Master of Science (MS)


Forestry and Natural Resources

Committee Chair

J. Andrew DeWoody

Committee Member 1

John B. Dunning

Committee Member 2

Robert K. Swihart

Committee Member 3

Shannon J. Hackett


Most species are constrained by geographic barriers to dispersal and geneflow, and such limitations have demographic and genetic consequences. We tested whether a highly vagile bird of prey, the golden eagle (GOEA; Aquila chrysaetos), exhibits disparate genetic signatures among island (Channel Islands, California, USA), peninsular (Baja California Peninsular region, USA) and mainland (California, USA) regions given the contrasting demography and phylogeography among regions.
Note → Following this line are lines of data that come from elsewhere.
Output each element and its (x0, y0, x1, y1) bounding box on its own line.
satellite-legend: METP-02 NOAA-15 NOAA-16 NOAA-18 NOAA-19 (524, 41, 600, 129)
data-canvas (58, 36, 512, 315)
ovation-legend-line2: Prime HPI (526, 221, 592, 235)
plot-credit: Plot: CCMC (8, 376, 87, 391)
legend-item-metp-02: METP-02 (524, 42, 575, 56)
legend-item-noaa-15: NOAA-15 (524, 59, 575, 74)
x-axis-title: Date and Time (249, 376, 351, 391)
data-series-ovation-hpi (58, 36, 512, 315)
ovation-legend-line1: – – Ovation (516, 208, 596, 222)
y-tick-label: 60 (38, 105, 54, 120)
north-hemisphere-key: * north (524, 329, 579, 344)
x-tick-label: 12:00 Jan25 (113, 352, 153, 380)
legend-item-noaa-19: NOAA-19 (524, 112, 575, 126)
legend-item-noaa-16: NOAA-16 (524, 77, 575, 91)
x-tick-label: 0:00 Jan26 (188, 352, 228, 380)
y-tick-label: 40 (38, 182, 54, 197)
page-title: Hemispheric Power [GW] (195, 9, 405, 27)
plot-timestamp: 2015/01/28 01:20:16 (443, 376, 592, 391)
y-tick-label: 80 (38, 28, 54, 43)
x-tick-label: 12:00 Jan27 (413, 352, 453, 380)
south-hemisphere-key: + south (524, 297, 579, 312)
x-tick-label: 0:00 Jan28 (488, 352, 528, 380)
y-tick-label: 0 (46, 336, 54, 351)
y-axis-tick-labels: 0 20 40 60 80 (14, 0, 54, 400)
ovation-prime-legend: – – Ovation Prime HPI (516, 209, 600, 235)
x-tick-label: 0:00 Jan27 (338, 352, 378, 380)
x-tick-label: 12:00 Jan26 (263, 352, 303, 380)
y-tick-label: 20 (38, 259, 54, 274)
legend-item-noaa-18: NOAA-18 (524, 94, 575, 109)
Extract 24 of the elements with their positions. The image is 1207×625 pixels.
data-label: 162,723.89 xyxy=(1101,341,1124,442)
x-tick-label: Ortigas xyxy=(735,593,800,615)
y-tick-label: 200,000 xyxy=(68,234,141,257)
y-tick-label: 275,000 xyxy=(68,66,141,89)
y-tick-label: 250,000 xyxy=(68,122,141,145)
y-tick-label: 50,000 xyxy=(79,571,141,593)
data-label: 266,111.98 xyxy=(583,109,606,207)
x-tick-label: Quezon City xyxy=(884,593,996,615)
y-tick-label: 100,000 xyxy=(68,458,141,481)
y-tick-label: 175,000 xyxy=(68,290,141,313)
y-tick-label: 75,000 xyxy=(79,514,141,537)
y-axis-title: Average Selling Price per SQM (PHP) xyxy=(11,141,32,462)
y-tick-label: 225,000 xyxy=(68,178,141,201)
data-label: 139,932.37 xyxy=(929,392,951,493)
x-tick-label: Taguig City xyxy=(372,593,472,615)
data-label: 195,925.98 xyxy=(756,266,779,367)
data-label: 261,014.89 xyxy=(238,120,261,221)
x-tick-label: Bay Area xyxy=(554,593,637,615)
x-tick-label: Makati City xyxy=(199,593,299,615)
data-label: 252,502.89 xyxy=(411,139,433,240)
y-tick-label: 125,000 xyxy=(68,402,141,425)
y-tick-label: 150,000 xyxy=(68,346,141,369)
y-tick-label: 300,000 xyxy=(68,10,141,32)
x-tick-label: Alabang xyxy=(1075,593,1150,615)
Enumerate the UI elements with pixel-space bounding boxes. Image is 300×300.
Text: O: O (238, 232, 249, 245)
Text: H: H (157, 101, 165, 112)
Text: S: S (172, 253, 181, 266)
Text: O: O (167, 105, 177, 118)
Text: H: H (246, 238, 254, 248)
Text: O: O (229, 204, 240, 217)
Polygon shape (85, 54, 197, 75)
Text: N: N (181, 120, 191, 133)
We utilized a SNP assay to estimate heterozygosity, inbreeding coefficients, and the effective population sizes (Ne) of GOEAs. In addition, we sequenced six GOEA genomes to obtain comprehensive measures of homozygosity (i.e., runs of homozygosity, ROHs) burden as well as estimates of nucleotide diversity. Our samples from the Channel Islands were clearly differentiated from both the peninsular and mainland samples, but there was no genetic differentiation between the peninsular and mainland samples. We found that the island samples exhibited signatures of a founder effect, including lower heterozygosity, reduced Ne, and a higher ROH burden than the mainland or peninsular samples. Overall, the genetic markers and the whole-genome sequence data indicate that the Channel Islands samples are genetically distinct from the mainland and peninsular samples, likely as a result of a relatively recent demographic bottleneck followed by bouts of genetic drift and inbreeding. We also found that, unlike smaller and less mobile vertebrates (e.g., rodents, passerines, and lizards), the GOEA gene pool near Baja California is relatively homogenous across distinct phylogeographic domains separated by the San Andreas fault. The genetic isolation exhibited by the island GOEAs almost certainly results from their recent colonization (due to bald eagle extirpation associated with DDT exposure) and subsequent anthropogenic removal (due to predation on an endangered island fox).